Plaudits from Iran and Hamas − the group that on Oct. 7 carried out the deadliest single assault on Jews since the Holocaust, slaughtering thousands and dragging hundreds back to Gaza as hostages − come at a boiling point in the U.S. Protests have embroiled college presidents, students, political leaders from both parties, and even Biden himself, as thousands of Jewish students denounce growing antisemitism on U.S. college campuses.
It should be noted that Iran and Hamas have come under fire for cracking down on their own protest movements. Human Rights Watch, an international watchdog group, documented the “excessive and lethal force” Iranian security forces used to repress widespread protests that erupted in 2022.

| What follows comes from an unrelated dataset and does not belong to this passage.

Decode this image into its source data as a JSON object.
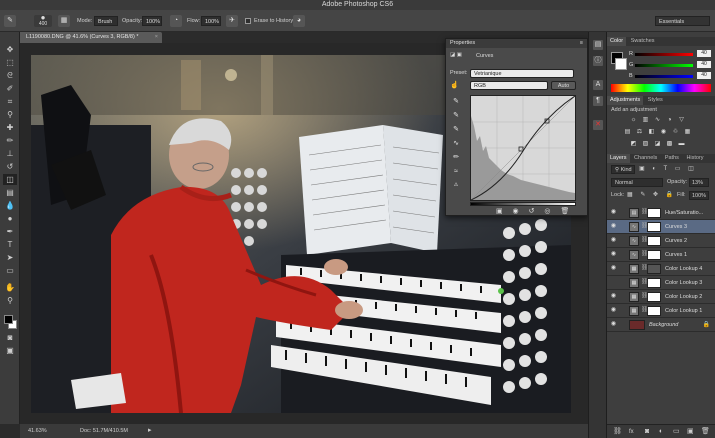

In Gaza, beatings and arrests of human rights defenders, journalists and demonstrators by Hamas in recent years reflect a systematic practice, a report by the watchdog organization found.
Some of the U.S. protests have prompted arrests and police intervention in recent days, showing a deepening dissatisfaction with the nation’s ironclad support for Israel, its most important ally in the Middle East, as it wages a war against Hamas.
Biden has faced increased scrutiny from both the American public and members of his own party over his stance toward Gaza. Nearly half of American voters, 45%, believe Biden should pressure Israel to ease the humanitarian crisis in Gaza, an exclusive USA TODAY/Suffolk University poll showed in March.
For the last few months, Biden has taken a more strident tone against Israeli Prime Minister Benjamin Netanyahu criticizing the Palestinian death toll and his failure to protect civilians.
At the same time, the U.S. is working with Egypt and Qatar to broker a deal for months to secure a second temporary cease-fire between Hamas and Israel in exchange for the release of 40 militant-held hostages and hundreds of Palestinian prisoners. But progress has stalled.
More than 100 hostages were released in November during a truce; more than 130 remain in captivity. In recent weeks, fears have risen that hostages have perished in captivity. And that Hamas would fail to bring forth the 40 women, elderly and wounded hostages as part of the deal, the Wall Street Journal reported.